En cuanto que Silver se hubo sentado hizo ciertos cálculos con la brújula.
—Hay tres “árboles elevados” dijo, hacia la dirección de la línea marcada rectamente del Islote del Esqueleto. “La vertiente del Vigía,” ya lo entiendo; esto significa aquel punto en declive hacia allá. Pues ahora es ya un juego de niños el encontrar la hucha. Me parece, sin embargo, que haríamos bien en comer primeramente.
—No me siento muy filoso, murmuró Morgan. Este pensamiento de Flint me ha quitado el apetito. ¡Ah! si Flint estuviera vivo, yo podría darme ya por muerto.
—Ah, vamos, hijo mío, dijo Silver; dale gracias á tu buena suerte. Flint no tiene nada que hacer ya en este mundo.
—Era un diablo bien horroroso el tal Flint, exclamó el tercer pirata. ¡Con aquella eterna cara de murria!

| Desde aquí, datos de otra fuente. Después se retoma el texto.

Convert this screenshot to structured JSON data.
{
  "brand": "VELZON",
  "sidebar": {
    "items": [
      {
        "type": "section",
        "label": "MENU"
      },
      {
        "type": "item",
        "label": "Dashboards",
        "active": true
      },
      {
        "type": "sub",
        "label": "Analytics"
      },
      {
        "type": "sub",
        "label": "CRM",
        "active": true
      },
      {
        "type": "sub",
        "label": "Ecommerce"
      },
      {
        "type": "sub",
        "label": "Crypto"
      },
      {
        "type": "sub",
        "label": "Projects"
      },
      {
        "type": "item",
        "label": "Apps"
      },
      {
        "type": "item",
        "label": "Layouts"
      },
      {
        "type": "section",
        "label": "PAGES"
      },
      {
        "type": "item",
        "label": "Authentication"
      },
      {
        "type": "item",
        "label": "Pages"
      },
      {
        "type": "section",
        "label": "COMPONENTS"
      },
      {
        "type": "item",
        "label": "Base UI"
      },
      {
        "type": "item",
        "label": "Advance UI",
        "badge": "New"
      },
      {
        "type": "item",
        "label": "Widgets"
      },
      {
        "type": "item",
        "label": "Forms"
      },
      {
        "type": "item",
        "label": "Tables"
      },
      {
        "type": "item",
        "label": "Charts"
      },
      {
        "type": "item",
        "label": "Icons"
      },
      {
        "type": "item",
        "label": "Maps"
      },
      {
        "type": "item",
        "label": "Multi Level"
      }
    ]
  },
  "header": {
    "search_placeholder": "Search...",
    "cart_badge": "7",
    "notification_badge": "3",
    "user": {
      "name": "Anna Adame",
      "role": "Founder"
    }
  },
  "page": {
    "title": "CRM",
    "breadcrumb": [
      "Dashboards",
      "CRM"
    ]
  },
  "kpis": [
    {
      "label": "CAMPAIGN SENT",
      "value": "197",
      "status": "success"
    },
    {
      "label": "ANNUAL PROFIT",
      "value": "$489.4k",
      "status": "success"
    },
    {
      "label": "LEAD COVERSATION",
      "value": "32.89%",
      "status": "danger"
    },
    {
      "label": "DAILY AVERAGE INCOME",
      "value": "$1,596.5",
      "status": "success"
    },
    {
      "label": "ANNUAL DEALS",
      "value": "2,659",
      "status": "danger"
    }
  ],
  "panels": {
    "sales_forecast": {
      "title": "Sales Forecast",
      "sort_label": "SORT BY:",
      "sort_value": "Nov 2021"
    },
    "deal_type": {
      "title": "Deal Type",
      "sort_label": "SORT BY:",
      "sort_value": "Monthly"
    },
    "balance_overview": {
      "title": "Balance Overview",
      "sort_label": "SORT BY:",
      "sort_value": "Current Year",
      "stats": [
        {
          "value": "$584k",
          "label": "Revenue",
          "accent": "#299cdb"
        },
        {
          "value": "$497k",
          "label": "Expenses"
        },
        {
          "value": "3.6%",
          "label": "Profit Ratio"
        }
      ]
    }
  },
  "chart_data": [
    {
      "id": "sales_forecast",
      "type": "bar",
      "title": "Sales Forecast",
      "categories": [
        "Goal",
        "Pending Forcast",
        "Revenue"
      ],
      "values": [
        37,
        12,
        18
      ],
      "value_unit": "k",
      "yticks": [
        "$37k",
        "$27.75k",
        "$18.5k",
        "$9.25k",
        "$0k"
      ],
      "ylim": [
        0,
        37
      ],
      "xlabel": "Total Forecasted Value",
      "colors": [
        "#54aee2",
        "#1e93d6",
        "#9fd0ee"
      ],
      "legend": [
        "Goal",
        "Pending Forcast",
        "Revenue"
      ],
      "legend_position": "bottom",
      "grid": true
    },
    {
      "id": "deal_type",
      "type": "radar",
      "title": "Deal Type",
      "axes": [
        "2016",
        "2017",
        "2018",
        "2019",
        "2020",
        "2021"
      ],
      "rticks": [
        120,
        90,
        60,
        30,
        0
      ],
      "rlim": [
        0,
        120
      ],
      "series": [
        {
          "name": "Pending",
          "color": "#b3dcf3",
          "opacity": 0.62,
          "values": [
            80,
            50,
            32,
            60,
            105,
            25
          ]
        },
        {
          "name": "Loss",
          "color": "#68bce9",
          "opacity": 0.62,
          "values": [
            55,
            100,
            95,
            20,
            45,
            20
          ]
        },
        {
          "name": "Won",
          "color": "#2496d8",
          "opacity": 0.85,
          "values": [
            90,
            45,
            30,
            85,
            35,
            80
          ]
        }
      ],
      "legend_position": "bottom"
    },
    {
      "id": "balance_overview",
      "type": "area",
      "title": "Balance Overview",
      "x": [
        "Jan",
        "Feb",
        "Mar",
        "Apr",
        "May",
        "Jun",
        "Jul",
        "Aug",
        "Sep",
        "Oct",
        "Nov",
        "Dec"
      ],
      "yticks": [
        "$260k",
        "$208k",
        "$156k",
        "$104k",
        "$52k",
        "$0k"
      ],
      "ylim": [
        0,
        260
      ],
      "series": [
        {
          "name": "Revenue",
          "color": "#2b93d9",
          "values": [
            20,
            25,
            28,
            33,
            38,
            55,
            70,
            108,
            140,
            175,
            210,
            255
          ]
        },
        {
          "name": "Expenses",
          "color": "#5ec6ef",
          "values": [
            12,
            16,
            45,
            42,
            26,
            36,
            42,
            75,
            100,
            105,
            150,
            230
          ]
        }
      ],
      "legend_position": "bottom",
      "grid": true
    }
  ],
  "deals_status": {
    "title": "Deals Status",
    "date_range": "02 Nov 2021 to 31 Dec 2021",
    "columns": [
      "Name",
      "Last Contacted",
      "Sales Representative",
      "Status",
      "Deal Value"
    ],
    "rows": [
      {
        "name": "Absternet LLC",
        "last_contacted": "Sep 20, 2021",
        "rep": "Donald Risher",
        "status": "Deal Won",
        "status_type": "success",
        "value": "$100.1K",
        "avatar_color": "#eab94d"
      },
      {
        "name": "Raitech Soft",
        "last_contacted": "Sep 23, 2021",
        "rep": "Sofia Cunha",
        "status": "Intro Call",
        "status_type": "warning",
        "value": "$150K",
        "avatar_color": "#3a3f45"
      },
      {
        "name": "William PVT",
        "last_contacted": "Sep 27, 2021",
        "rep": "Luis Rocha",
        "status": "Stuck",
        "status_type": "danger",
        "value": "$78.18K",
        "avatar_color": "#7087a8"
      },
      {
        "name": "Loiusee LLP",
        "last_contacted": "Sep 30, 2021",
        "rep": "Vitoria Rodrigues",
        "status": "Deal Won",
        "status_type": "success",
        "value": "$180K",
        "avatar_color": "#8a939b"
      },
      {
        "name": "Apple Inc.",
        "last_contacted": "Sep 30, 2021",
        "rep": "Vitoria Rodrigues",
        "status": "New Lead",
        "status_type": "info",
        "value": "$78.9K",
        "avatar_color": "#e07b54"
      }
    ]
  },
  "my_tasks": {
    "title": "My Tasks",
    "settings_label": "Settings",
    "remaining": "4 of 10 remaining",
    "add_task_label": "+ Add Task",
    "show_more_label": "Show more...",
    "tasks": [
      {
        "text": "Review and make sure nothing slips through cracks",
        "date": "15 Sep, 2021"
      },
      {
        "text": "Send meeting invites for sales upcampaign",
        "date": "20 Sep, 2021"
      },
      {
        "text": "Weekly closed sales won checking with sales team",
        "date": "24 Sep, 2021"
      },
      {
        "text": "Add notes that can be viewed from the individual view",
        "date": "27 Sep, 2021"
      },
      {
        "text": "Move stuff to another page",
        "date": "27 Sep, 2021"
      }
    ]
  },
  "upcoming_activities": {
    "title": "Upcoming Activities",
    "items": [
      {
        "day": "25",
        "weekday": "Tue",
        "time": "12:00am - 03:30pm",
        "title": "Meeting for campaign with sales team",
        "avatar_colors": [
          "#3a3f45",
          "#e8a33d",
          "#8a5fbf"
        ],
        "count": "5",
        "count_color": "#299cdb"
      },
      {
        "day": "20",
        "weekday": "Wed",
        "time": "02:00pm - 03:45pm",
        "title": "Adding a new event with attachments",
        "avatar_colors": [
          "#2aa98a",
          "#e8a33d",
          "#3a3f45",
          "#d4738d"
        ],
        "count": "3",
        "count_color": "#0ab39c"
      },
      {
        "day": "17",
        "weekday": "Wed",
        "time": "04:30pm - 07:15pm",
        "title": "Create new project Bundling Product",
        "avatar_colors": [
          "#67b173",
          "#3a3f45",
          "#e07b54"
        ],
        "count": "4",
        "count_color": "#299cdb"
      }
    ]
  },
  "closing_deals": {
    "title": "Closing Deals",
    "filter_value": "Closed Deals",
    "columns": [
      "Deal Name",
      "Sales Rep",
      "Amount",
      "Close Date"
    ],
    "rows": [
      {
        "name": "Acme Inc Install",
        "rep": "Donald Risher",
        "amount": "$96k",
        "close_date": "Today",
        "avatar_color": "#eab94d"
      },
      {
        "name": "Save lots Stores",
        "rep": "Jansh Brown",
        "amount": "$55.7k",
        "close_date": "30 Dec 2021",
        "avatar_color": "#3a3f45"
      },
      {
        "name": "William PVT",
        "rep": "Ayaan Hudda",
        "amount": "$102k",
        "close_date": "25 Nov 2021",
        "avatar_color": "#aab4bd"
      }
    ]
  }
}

—Fué el rom el que le produjo aquel tinte azulado y aquella expresión de esplín; aunque “murria” como tú dices, me supongo que es una mejor palabra.
Desde que habíamos descubierto el esqueleto de Allan y dado margen con él á esta clase de pensamientos, la voz de los piratas había ido bajando, bajando, hasta que, en aquel punto, ya no era casi más que un ligero murmullo cuyo sonido escasamente podría decirse que interrumpiese el silencio misterioso de la selva.
De repente, como del medio de los árboles que había frente á nosotros, una voz aguda, penetrante, temblorosa, prorrumpió en la lúgubre y conocida cantilena:
“Son quince los que quieren el cofre de aquel muerto,
Son quince ¡yo—ho—hó! son quince ¡viva el rom!”